The Tories’ rebranding won’t wash: being green is about more than fluffy bunnies | Molly Scott Cato

Michael Gove at Battersea Dogs Home
‘At the helm of this more caring narrative is environment secretary, Michael Gove, tasked with resurrecting the idea that blue is the new green.’ Photograph: Philip Toscano/PA

Up to their necks in Brexit chaos and with Corbyn’s Labour snapping at their heels, the Tories are trying again with a somewhat tired strategy to escape the label of the “nasty party”. They are having another go at acting like environmentalists, this time combining it with being nice to animals. At the helm of this more caring narrative is environment secretary, Michael Gove, tasked with resurrecting the idea that blue is the new green.

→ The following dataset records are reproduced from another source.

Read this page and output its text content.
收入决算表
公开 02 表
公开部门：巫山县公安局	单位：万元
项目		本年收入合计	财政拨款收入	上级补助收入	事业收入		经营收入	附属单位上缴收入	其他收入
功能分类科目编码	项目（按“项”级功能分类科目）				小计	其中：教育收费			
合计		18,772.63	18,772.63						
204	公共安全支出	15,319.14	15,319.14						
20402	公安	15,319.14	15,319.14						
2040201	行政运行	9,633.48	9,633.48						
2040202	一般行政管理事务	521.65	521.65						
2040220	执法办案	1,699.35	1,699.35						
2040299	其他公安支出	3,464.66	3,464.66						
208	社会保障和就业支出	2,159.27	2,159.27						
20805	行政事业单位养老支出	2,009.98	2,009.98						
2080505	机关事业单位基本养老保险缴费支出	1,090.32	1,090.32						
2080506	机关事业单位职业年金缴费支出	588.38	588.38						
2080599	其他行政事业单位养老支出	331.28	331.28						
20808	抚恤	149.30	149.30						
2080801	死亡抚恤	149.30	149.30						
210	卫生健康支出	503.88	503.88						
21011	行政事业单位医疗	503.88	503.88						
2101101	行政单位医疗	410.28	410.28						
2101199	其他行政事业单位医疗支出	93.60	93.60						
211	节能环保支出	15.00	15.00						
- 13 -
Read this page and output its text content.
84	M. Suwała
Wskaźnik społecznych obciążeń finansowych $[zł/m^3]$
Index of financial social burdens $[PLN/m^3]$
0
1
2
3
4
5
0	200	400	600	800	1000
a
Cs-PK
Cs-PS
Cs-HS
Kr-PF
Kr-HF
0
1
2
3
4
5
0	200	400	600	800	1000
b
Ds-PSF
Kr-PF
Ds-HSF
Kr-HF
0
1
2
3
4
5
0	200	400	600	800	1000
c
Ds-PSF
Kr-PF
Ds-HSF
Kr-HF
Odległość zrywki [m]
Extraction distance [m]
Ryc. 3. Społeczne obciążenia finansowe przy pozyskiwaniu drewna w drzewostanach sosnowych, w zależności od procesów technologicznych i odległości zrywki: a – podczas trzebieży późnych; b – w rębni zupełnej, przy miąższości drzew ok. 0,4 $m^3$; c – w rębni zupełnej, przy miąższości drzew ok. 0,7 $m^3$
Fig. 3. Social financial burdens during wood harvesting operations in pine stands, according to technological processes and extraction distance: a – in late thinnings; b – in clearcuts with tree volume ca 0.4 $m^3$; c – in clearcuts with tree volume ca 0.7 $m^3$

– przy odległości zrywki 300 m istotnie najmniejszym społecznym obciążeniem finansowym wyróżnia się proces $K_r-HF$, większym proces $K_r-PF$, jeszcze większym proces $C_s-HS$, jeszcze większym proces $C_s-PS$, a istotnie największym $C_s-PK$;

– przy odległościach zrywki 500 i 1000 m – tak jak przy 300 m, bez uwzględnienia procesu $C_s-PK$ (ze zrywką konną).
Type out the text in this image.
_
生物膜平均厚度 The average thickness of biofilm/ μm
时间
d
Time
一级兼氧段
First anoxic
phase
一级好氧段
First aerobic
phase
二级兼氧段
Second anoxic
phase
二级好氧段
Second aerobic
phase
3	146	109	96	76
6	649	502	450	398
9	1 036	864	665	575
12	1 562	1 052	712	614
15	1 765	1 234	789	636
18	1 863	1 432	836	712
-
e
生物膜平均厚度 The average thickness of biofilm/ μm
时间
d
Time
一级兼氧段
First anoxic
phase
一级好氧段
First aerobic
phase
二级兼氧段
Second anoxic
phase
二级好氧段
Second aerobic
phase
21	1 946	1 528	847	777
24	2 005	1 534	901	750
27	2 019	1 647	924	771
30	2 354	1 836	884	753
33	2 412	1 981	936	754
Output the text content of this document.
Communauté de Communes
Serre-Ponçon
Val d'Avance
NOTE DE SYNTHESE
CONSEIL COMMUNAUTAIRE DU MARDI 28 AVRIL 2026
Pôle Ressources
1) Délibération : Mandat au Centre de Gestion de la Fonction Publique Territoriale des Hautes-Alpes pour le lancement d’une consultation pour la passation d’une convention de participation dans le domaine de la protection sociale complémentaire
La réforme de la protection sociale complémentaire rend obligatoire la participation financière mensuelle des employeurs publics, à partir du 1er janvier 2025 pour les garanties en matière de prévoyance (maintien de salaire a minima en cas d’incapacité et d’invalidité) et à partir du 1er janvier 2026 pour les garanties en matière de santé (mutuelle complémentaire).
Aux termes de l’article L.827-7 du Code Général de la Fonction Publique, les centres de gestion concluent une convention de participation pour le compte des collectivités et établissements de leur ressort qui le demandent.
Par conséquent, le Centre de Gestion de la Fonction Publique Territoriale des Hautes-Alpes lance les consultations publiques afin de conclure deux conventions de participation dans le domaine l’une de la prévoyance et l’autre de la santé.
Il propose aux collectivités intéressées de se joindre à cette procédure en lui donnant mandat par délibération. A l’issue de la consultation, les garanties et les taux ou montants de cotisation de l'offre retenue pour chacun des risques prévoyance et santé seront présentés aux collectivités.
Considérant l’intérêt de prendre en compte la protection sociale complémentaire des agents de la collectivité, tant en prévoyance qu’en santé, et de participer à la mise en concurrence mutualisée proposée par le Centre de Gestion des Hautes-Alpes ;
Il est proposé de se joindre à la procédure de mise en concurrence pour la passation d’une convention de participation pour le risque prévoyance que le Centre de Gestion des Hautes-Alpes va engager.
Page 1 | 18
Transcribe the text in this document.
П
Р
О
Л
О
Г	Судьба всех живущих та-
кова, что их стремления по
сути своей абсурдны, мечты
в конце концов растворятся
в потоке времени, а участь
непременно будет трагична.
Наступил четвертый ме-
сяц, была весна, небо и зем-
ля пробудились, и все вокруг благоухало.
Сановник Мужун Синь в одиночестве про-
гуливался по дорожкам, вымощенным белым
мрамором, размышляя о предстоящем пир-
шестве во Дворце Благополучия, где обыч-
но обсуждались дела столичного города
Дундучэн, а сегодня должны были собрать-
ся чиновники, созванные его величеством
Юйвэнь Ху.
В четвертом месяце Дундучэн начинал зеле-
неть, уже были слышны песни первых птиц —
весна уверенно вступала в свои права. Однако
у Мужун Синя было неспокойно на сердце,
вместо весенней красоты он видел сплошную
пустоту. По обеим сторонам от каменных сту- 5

The public have come to regard the Conservatives as people who believe it is fine for hounds to catch and tear apart a fox because animals don’t have feelings anyway. The manifesto commitment to overturn the foxhunting ban and more recently refusing to back Caroline Lucas’s amendment to the EU withdrawal bill on recognising animals as sentient beings, have left the Tories looking cruel and heartless and has led to a huge public backlash. In response we have had a plethora of new “pro-environment” policy announcements from the man who has promised a green Brexit, and it would be churlish not to admit that these are welcome.

There has been the outlawing of the trade in ivory; reversing the manifesto pledge to hold a vote on foxhunting; a promise to ban bee-killing neonicotinoids; and backing the reintroduction of beavers to the British countryside; as well as explorations into a deposit scheme for bottles and the outlawing of microbeads in cosmetics.

This has been backed up by Theresa May writing for the Guardian and some manic and repetitive tweeting from Tory MPs about how much they love animals, while endlessly repeating the refrain that the idea that Conservatives don’t regard animals as sentient is fake news. The Tories even seem to have succeeded in wooing some conservation and wildlife groups. The commitment to a new post-Brexit environment watchdog has been particularly well received – ignoring the fact that it was the Tories who abolished exactly this sort of public body seven years ago.

The problem for the Tories is that being green is about so much more than fluffy bunnies. While individual policies on animal protection are welcome, in a nation full of animal lovers they are easy wins. They also ignore the central lesson of ecology, a lesson that Gove and his fellow Tories have never been able to grasp: that life on Earth is one system. Nature abhors not only a vacuum but also compartmentalisation. Those lovely beavers and polar bears need somewhere to live; more than compassion and concern they need a habitat. And if you let a fracking company pollute the waterways or throw subsidies at fossil fuels then the beavers will die and the polar bears will starve.

When Michael Gove first started down his green Brexit route I suggested we put him in special measures. As Greens we find it hard to trust him to protect the environment because he is part of a government that has introduced so many damaging policies over so many years. There is a long way to go from special measures to outstanding, but if that’s where he wishes to move to I suggest he is assessed on three key issues.

First, will he persuade his government to ban fracking and go all out for renewables? Fracking poses huge threats to some of our most fragile and treasured landscapes and will expose communities and wildlife to noise, air, light and water pollution. The government remains committed to this destructive industry and in the recent budget, Philip Hammond left Britain’s renewable energy industry out in the cold with no new subsidies for low-carbon electricity generation until 2025.

Fracking, or hydraulic fracturing, is a way of extracting natural gas from shale rock formations that are often deep underground. It involves pumping water, chemicals and usually sand underground at high pressure to fracture shale – hence the name – and release the gas trapped within to be collected back at the surface.

The technology has transformed the US energy landscape in the last decade, owing to the combination of high-volume fracking – 1.5m gallons of water per well, on average – and the relatively modern ability to drill horizontally into shale after a vertical well has been drilled.

Second, will he phase out toxic glyphosate, Europe’s most used herbicide, linked to cancers and other health problems as well as having damaging impacts on soil and biodiversity? Banning neonicotinoids was easy, especially since the latest extensive study that confirmed their devastating impacts was mainly funded by two major neonicotinoid producers. Banning, or, as the European Parliament recently voted for, phasing out glyphosate, is an altogether more testing challenge for Gove. Especially so since his government recently voted to support the renewal of the license for glyphosate for a further five years.

Third, a genuine test of the Tories newfound love affair with animals, will be to see if Gove can persuade the government to end the badger cull, described by a government appointed Independent Expert Panel (IEP) in 2013 as “ineffective and inhumane”. The government recently gave the go-ahead for further badger culls in Gloucestershire and Somerset.

But Gove’s true colours cannot be tested against a series of discrete policies. Green politics just doesn’t work that way. The biggest test is whether Gove and the Conservative government are able to understand that the whole is bigger than the sum of the parts; whether they can see the wood as well as the trees. If Gove and his Tory colleagues can’t grasp that they will never be awarded a green star.